🤖 AI Summary
This work addresses the challenge of modeling long-term dependencies in non-Markovian decision processes, where observations and rewards depend on the full interaction history, rendering conventional reinforcement learning methods ineffective. The authors propose a reward-oriented Agent State Markov (ASM) policy framework that recursively updates an internal state representation and jointly optimizes this representation with the control policy. Within this framework, they establish the first policy gradient theorem applicable to non-Markovian environments. Building on this theoretical foundation, they develop an end-to-end ASMPG algorithm and provide rigorous proofs of its finite-time and almost sure convergence. Empirical evaluations demonstrate that the proposed method significantly outperforms baseline approaches relying on predictive objectives for state representation across multiple non-Markovian tasks, confirming the effectiveness and superiority of the ASM paradigm in handling history-dependent dynamics.
📝 Abstract
We study policy gradient methods for reinforcement learning in non-Markovian decision processes (NMDPs), where observations and rewards depend on the entire interaction history.

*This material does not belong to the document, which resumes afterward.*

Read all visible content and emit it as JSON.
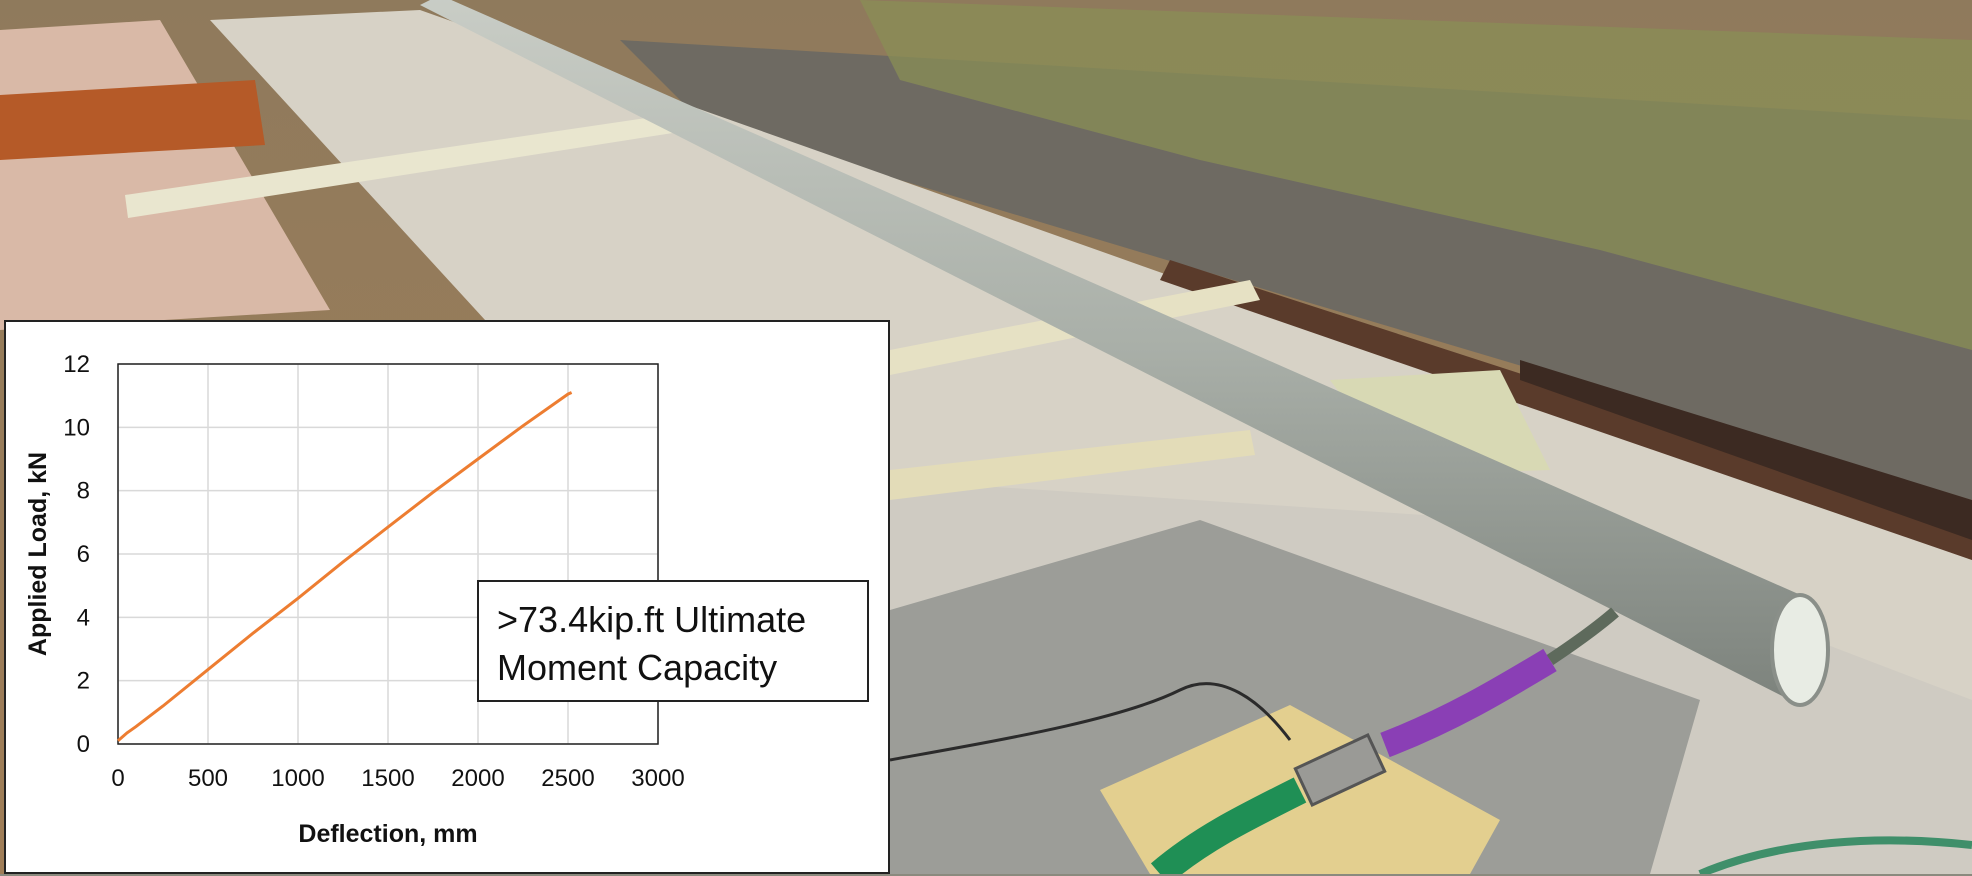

To handle this dependence, the agent maintains an internal state that is recursively updated to provide a compact summary of past observations and actions. In contrast to approaches that treat the agent state dynamics as fixed or learn it via predictive objectives, we propose a reward-centric formulation that jointly optimizes the agent state dynamics and the control policy to maximize the expected cumulative reward. To this end, we consider a class of Agent State-Markov (ASM) policies, comprising an agent state dynamics and a control policy that maps the agent state to actions. We establish a novel policy gradient theorem for ASM policies, extending the classical policy gradient results from the Markovian setting to episodic and infinite-horizon discounted NMDPs. Building on this gradient expression, we propose the Agent State-Markov Policy Gradient (ASMPG) algorithm, which leverages the recursive structure of the agent state dynamics for efficient optimization. We establish finite-time and almost sure convergence guarantees, and empirically demonstrate that, on a range of non-Markovian tasks, ASMPG outperforms baselines that learn state representations via predictive objectives.